The other part was, remember in February-March of 2020, oil companies were paying people to take physical delivery of oil. Meaning the price of oil is actually negative. It's hard to explain. It's all this contagion trading stuff. But we've had this massive increase in the price of oil, partly because of the pandemic, but also partly because of this lack of adding supply.
And shutting down refining capacity.
It takes time to get that going again. Now you take a look at Europe and how they've been very forceful. These carbon laws, which of course is fantastic and it's wonderful. Let's go do all that. But it can't be an on-off switch. It has to be some sort of median thing. Let's kind of compromise and get to the middle of it.

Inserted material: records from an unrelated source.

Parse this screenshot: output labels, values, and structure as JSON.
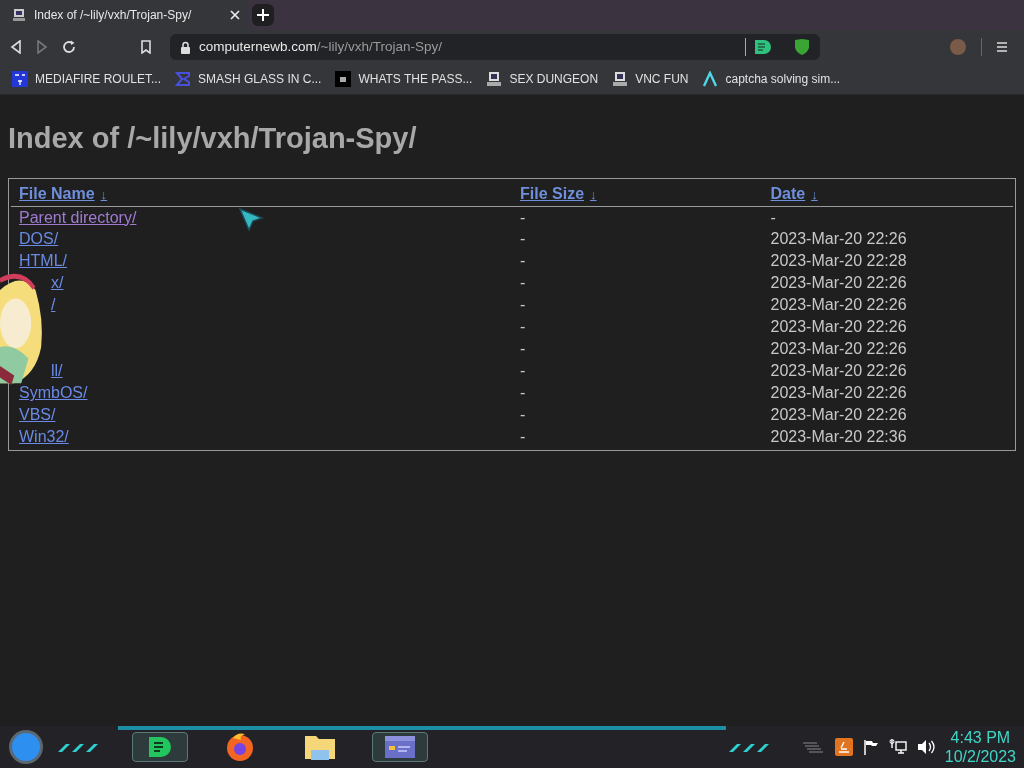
{
  "tab": {
    "title": "Index of /~lily/vxh/Trojan-Spy/",
    "selected": true
  },
  "address": {
    "host": "computernewb.com",
    "path": "/~lily/vxh/Trojan-Spy/"
  },
  "bookmarks": [
    {
      "label": "MEDIAFIRE ROULET...",
      "kind": "mf"
    },
    {
      "label": "SMASH GLASS IN C...",
      "kind": "sigma"
    },
    {
      "label": "WHATS THE PASS...",
      "kind": "dark"
    },
    {
      "label": "SEX DUNGEON",
      "kind": "pc"
    },
    {
      "label": "VNC FUN",
      "kind": "pc"
    },
    {
      "label": "captcha solving sim...",
      "kind": "lambda"
    }
  ],
  "heading": "Index of /~lily/vxh/Trojan-Spy/",
  "table": {
    "columns": [
      {
        "label": "File Name",
        "sort": "↓"
      },
      {
        "label": "File Size",
        "sort": "↓"
      },
      {
        "label": "Date",
        "sort": "↓"
      }
    ],
    "rows": [
      {
        "name": "Parent directory/",
        "visited": true,
        "clipped": false,
        "size": "-",
        "date": "-"
      },
      {
        "name": "DOS/",
        "visited": false,
        "clipped": false,
        "size": "-",
        "date": "2023-Mar-20 22:26"
      },
      {
        "name": "HTML/",
        "visited": false,
        "clipped": false,
        "size": "-",
        "date": "2023-Mar-20 22:28"
      },
      {
        "name": "x/",
        "visited": false,
        "clipped": true,
        "size": "-",
        "date": "2023-Mar-20 22:26"
      },
      {
        "name": "/",
        "visited": false,
        "clipped": true,
        "size": "-",
        "date": "2023-Mar-20 22:26"
      },
      {
        "size": "-",
        "date": "2023-Mar-20 22:26"
      },
      {
        "size": "-",
        "date": "2023-Mar-20 22:26"
      },
      {
        "name": "ll/",
        "visited": false,
        "clipped": true,
        "size": "-",
        "date": "2023-Mar-20 22:26"
      },
      {
        "name": "SymbOS/",
        "visited": false,
        "clipped": false,
        "size": "-",
        "date": "2023-Mar-20 22:26"
      },
      {
        "name": "VBS/",
        "visited": false,
        "clipped": false,
        "size": "-",
        "date": "2023-Mar-20 22:26"
      },
      {
        "name": "Win32/",
        "visited": false,
        "clipped": false,
        "size": "-",
        "date": "2023-Mar-20 22:36"
      }
    ]
  },
  "taskbar": {
    "apps": [
      {
        "kind": "chat",
        "selected": true
      },
      {
        "kind": "browser",
        "selected": false
      },
      {
        "kind": "folder",
        "selected": false
      },
      {
        "kind": "window",
        "selected": true
      }
    ],
    "clock": {
      "time": "4:43 PM",
      "date": "10/2/2023"
    }
  }
}
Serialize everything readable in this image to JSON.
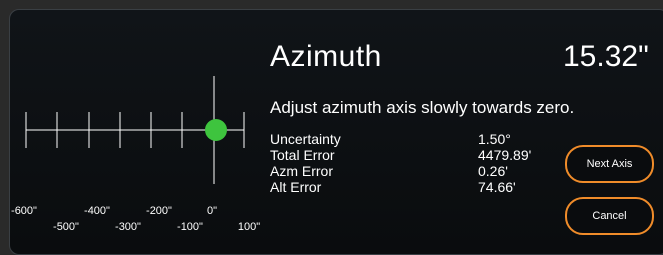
{
  "header": {
    "title": "Azimuth",
    "value": "15.32\""
  },
  "instruction": "Adjust azimuth axis slowly towards zero.",
  "stats": {
    "labels": [
      "Uncertainty",
      "Total Error",
      "Azm Error",
      "Alt Error"
    ],
    "values": [
      "1.50°",
      "4479.89'",
      "0.26'",
      "74.66'"
    ]
  },
  "buttons": {
    "next": "Next Axis",
    "cancel": "Cancel"
  },
  "gauge": {
    "tick_labels_top": [
      "-600\"",
      "-400\"",
      "-200\"",
      "0\""
    ],
    "tick_labels_bottom": [
      "-500\"",
      "-300\"",
      "-100\"",
      "100\""
    ],
    "indicator_value": 15.32,
    "indicator_color": "#3ec43e",
    "line_color": "#ffffff"
  },
  "colors": {
    "accent": "#f08c2a"
  }
}
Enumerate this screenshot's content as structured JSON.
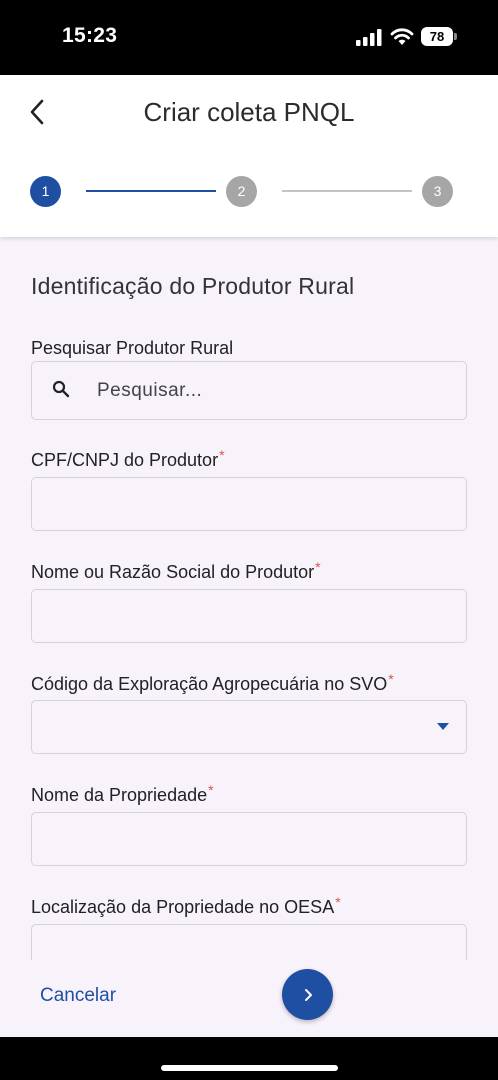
{
  "status_bar": {
    "time": "15:23",
    "battery": "78"
  },
  "header": {
    "title": "Criar coleta PNQL"
  },
  "stepper": {
    "steps": [
      "1",
      "2",
      "3"
    ],
    "active_step": 1
  },
  "section": {
    "title": "Identificação do Produtor Rural"
  },
  "fields": {
    "search": {
      "label": "Pesquisar Produtor Rural",
      "placeholder": "Pesquisar..."
    },
    "cpf_cnpj": {
      "label": "CPF/CNPJ do Produtor",
      "required": "*",
      "value": ""
    },
    "nome_razao": {
      "label": "Nome ou Razão Social do Produtor",
      "required": "*",
      "value": ""
    },
    "codigo_exploracao": {
      "label": "Código da Exploração Agropecuária no SVO",
      "required": "*",
      "value": ""
    },
    "nome_propriedade": {
      "label": "Nome da Propriedade",
      "required": "*",
      "value": ""
    },
    "localizacao": {
      "label": "Localização da Propriedade no OESA",
      "required": "*",
      "value": ""
    }
  },
  "footer": {
    "cancel_label": "Cancelar"
  },
  "colors": {
    "primary": "#1f4fa3",
    "inactive_step": "#a6a6a6",
    "required": "#d9534f",
    "background": "#f8f2fa"
  },
  "icons": {
    "back": "chevron-left-icon",
    "search": "search-icon",
    "dropdown": "caret-down-icon",
    "next": "chevron-right-icon"
  }
}
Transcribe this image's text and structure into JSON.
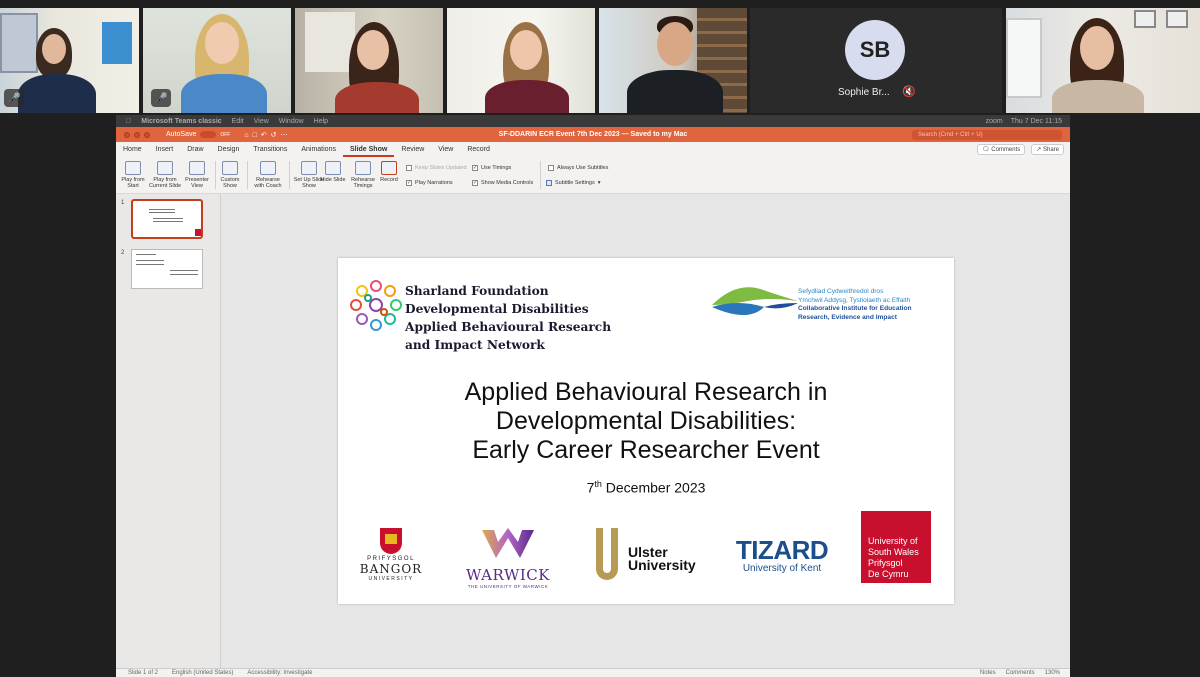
{
  "participants": [
    {
      "id": "p1",
      "muted": true
    },
    {
      "id": "p2",
      "muted": true
    },
    {
      "id": "p3",
      "muted": false
    },
    {
      "id": "p4",
      "muted": false
    },
    {
      "id": "p5",
      "muted": false
    },
    {
      "id": "p6",
      "initials": "SB",
      "name": "Sophie Br...",
      "muted": true
    },
    {
      "id": "p7",
      "muted": false
    }
  ],
  "macbar": {
    "app": "Microsoft Teams classic",
    "menus": [
      "Edit",
      "View",
      "Window",
      "Help"
    ],
    "clock": "Thu 7 Dec  11:15",
    "zoom": "zoom"
  },
  "window": {
    "autosave_label": "AutoSave",
    "autosave_state": "OFF",
    "title": "SF-DDARIN ECR Event 7th Dec 2023 — Saved to my Mac",
    "search_placeholder": "Search (Cmd + Ctrl + U)"
  },
  "ribbon_tabs": [
    "Home",
    "Insert",
    "Draw",
    "Design",
    "Transitions",
    "Animations",
    "Slide Show",
    "Review",
    "View",
    "Record"
  ],
  "active_tab": "Slide Show",
  "ribbon_right": {
    "comments": "Comments",
    "share": "Share"
  },
  "ribbon_buttons": {
    "play_start": "Play from Start",
    "play_current": "Play from Current Slide",
    "presenter": "Presenter View",
    "custom": "Custom Show",
    "rehearse_coach": "Rehearse with Coach",
    "setup": "Set Up Slide Show",
    "hide": "Hide Slide",
    "rehearse_timings": "Rehearse Timings",
    "record": "Record"
  },
  "ribbon_checks": {
    "keep_updated": "Keep Slides Updated",
    "use_timings": "Use Timings",
    "play_narrations": "Play Narrations",
    "show_media": "Show Media Controls",
    "always_subtitles": "Always Use Subtitles",
    "subtitle_settings": "Subtitle Settings"
  },
  "thumbnails": [
    "1",
    "2"
  ],
  "slide": {
    "sharland": "Sharland Foundation Developmental Disabilities Applied Behavioural Research and Impact Network",
    "ciee_welsh_1": "Sefydliad Cydweithredol dros",
    "ciee_welsh_2": "Ymchwil Addysg, Tystiolaeth ac Effaith",
    "ciee_en_1": "Collaborative Institute for Education",
    "ciee_en_2": "Research, Evidence and Impact",
    "title_1": "Applied Behavioural Research in",
    "title_2": "Developmental Disabilities:",
    "title_3": "Early Career Researcher Event",
    "date_day": "7",
    "date_sup": "th",
    "date_rest": " December 2023",
    "bangor_1": "PRIFYSGOL",
    "bangor_2": "BANGOR",
    "bangor_3": "UNIVERSITY",
    "warwick_1": "WARWICK",
    "warwick_2": "THE UNIVERSITY OF WARWICK",
    "ulster_1": "Ulster",
    "ulster_2": "University",
    "tizard_1": "TIZARD",
    "tizard_2": "University of Kent",
    "usw_1": "University of",
    "usw_2": "South Wales",
    "usw_3": "Prifysgol",
    "usw_4": "De Cymru"
  },
  "status": {
    "slide_count": "Slide 1 of 2",
    "language": "English (United States)",
    "accessibility": "Accessibility: Investigate",
    "notes": "Notes",
    "comments": "Comments",
    "zoom": "130%"
  },
  "colors": {
    "accent": "#c43e1c",
    "titlebar": "#e0653f",
    "usw": "#c8102e",
    "tizard": "#1a4f8b",
    "warwick": "#5b2a86"
  }
}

And I think this hard line, going to the opposite side of the carbon free, clean energy now, because you've seen countries, I'm sorry, they need the energy. Now you've got Germany talking about turning on the coal plants again. Scotland's going to start their coal plants out of necessity, and that's not where we should have been.
Hartman: How about this latest inflation bill? What are your thoughts?
Belski: I think from an optics perspective, it's always great. I think people need to feel better. People are scared about inflation.
But from an absolute perspective, until we start producing energy here, in terms of natural gas and oil, we're still going to have these inflationary things, so this is going to be a big thing in November.